If Newman does succeed with ditching the $1.2 billion Solar Dawn project, or at least his contribution to it, the biggest loser will be the state’s credibility and the University of Queensland, which was to get $60 million in funding for ongoing research in solar thermal, specifically about investigating hybrid cooling and thermal energy storage technologies, mirror cleaning regimes and dispatch optimisation.

That is the point of the project – whatever you think of its economics, and it was always going to be fairly lousy for a “first time” technology, and on the scale that was contemplated – Solar Dawn was designed to provide valuable opportunities in learning and research, and even an opportunity for Australia to take a lead in such technologies. Newman can argue all he wants that having state-based schemes is “doubling up on a carbon tax”, but a carbon price does not deliver $60 million in funding to a university. Nor does it ensure that clean energy projects go to one state or another – that is one of the reasons why states have governments, to use their financial resources to attract investment.

Another research project at UQ,  its geothermal energy centre of excellence, is also at risk because it relies on $15 million of funding from the renewable energy fund that Newman has also said will be canned.

The one success that Queensland can boast of is its feed-in-tariff for rooftop solar. In his policy document, Newman says the LNP “has already committed to retaining the solar feed-in tariff”, but it is not entirely clear if it will retain the current rate of 44c/kWh, and the solar industry is fearing the worst.

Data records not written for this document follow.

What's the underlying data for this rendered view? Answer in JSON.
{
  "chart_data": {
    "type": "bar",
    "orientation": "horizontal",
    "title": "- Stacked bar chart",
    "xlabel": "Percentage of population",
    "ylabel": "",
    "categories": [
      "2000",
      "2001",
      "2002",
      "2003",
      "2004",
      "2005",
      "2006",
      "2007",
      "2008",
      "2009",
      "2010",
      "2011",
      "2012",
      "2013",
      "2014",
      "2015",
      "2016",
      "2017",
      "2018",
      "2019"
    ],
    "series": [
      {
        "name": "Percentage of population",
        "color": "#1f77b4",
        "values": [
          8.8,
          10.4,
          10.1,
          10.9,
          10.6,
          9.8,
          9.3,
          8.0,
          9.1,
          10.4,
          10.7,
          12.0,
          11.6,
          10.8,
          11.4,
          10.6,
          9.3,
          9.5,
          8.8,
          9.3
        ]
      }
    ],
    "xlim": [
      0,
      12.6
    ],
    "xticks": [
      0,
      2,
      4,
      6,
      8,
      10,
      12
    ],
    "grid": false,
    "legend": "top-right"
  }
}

It is certainly under a lot of pressure to dump it, and AGL – one of the big three utilities – is leading the charge. In a quite extraordinary “blog”, AGL claims that other state-based tariffs have been wound back as a result of its own handiwork. “It would seem that policymakers have acknowledged the adverse consequences of feed-in tariff policies identified” by their own economists, it boasts.

Alas, there is a recalcitrant state. That sense of triumphalism has now inspired the company to attack the one remaining feed in tariff of any consequence in the country – the one that has actually been the most successful in creating a sustainable industry (400MW so far), and according to the AEMO, has come at minimal cost (0.013c/kW).

AGL itself admits the Queensland FiT has added less than one per cent to retail tariffs in the state. Undeterred, the AGL economists repeat their claims that it is a regressive tax, and while they acknowledge the merit order effect, the dampening effect of wholesale prices caused by renewable energy sources with low marginal costs, dismiss it as transfer of wealth from generators to consumers. Oh, no! What a disgraceful situation.

And this is the nub of the issue, as illustrated in this story on why generators hate solar. AGL is now the sole owner of the country’s most polluting power station, and one of the largest, Loy Yang in Victoria, and its investment in solar PV manufacturer Rezeko appears to be going less well than planned, and losing market share – so it is quite possible this is an issue for them too.

As the AGL document admits, its analysis is deliberately timed to try and bring a halt to the growth in the Queensland PV market – the healthiest in Australia, and which now accounts for more than one third of PV installations  in the country.  It holds up the situation in NSW as an example of what should be done. Because FiTs have been wound back elsewhere, AGL observes, “one might reasonably assume that the marketing efforts of installers will be more concentrated – with the ensuing market velocity presumably accelerating as a result.” Can’t have that now, can we? Not so much an economic analysis as a declaration of war.

Will Can-Do come to the rescue? You can be sure that AGL have shoved the document under his nose.